Deb Rahe is a counselor at Albrecht Acres, an outdoor summer camp near Sherill, Iowa, which serves children with special needs. The camp has created activities that are similar to the therapeutic strategies of adventure or wilderness therapies. By fishing, hiking, swimming, and interacting with animals at a petting zoo, children challenge themselves and build confidence to overcome troubling behavior that, in the past, ostracized them in social situations.
“Being in the woods, exploring, touching, feeling, and smelling the world around them gives our campers a perspective of what this world is. We are very aware that these activities outside in nature are crucial to the camp and important to our campers as a therapeutic experience,” says Rahe.
It is not just outdoor therapies that can benefit the mental health of an individual. Hospitals that provide patients with “green space” — from courtyard gardens to windows that overlook natural environments — can help a person’s recovery process. Certain studies conducted by Texas A&M University have shown that patients who were able to view natural environments required fewer painkillers, less medication, and fewer negative evaluation comments in their medical records.

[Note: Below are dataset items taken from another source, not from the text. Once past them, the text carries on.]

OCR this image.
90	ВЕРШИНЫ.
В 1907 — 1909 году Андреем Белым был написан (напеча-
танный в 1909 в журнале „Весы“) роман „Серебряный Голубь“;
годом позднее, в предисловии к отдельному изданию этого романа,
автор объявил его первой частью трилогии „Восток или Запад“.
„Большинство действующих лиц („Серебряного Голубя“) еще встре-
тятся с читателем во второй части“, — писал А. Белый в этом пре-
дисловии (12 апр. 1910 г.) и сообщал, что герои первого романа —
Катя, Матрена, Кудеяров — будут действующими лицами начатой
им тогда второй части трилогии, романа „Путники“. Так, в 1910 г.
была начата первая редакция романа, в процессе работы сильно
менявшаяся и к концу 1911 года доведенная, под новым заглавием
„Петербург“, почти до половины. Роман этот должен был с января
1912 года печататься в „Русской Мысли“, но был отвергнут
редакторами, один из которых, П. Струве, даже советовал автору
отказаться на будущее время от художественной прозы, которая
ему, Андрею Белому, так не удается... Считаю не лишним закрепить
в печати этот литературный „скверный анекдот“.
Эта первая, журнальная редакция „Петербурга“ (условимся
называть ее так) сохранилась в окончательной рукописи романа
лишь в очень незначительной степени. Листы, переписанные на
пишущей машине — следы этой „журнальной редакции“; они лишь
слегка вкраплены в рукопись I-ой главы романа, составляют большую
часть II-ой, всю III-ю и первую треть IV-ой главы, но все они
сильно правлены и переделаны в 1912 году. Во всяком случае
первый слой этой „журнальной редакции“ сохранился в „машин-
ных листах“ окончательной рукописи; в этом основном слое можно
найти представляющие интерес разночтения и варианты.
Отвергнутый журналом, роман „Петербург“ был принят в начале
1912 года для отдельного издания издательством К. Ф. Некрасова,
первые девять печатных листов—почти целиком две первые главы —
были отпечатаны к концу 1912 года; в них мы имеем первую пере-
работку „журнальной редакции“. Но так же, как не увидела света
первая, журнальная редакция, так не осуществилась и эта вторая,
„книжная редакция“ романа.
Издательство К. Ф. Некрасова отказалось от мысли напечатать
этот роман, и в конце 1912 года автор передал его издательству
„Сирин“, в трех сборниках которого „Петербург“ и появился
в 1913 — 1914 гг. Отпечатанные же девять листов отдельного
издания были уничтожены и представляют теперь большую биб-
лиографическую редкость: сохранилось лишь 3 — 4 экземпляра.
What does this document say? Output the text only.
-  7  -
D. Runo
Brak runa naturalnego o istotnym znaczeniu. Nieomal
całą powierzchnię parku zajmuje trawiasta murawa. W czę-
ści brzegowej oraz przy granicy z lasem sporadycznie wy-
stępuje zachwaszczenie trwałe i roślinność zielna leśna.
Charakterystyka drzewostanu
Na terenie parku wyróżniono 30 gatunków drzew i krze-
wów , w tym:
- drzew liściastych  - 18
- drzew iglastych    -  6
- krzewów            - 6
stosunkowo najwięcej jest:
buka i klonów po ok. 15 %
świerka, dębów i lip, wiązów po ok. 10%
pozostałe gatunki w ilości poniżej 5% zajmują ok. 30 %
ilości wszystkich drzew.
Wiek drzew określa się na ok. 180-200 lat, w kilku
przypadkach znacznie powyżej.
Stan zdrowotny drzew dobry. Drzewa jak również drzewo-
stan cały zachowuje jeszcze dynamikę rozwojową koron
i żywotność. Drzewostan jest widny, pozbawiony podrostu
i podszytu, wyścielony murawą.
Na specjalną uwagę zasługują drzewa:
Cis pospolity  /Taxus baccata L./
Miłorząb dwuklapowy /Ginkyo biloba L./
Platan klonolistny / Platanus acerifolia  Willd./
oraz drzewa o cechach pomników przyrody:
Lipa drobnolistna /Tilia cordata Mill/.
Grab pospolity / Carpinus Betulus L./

Mercy Hospital in Iowa City is one of several hospitals in the Midwest that see the benefits from a type of therapy that physicians or psychiatrists can’t otherwise provide within hospital walls. Intensive care unit patients have access to outdoor patios, and a majority of the lobby areas were designed to include large bay windows that overlook natural landscapes.
“Unfortunately, there are patients who are unable to go outside, and we understand the effect this can have on their well-being. Our solution was to create a healing garden and atrium, large windows that overlook gardens and trees, and other indoor gardens on the floors through out the hospital,” said Julie Johnston, president of the Mercy Foundation. “It is a great respite for patients and their families.”
By the end of Kathyrn Cummings’ walk, she, too, is feeling better about herself. Working with those with special needs requires a certain level of patience, and maintaining that patience can be draining. It is not just people with disabilities or mental disorders who can benefit from the wide range of green therapy, she says, almost everyone can.
“We both go back to her home with a better attitude,” Cummings says of her client. “The stress just isn’t there. She gets to take a break from the commotion, and so do I.”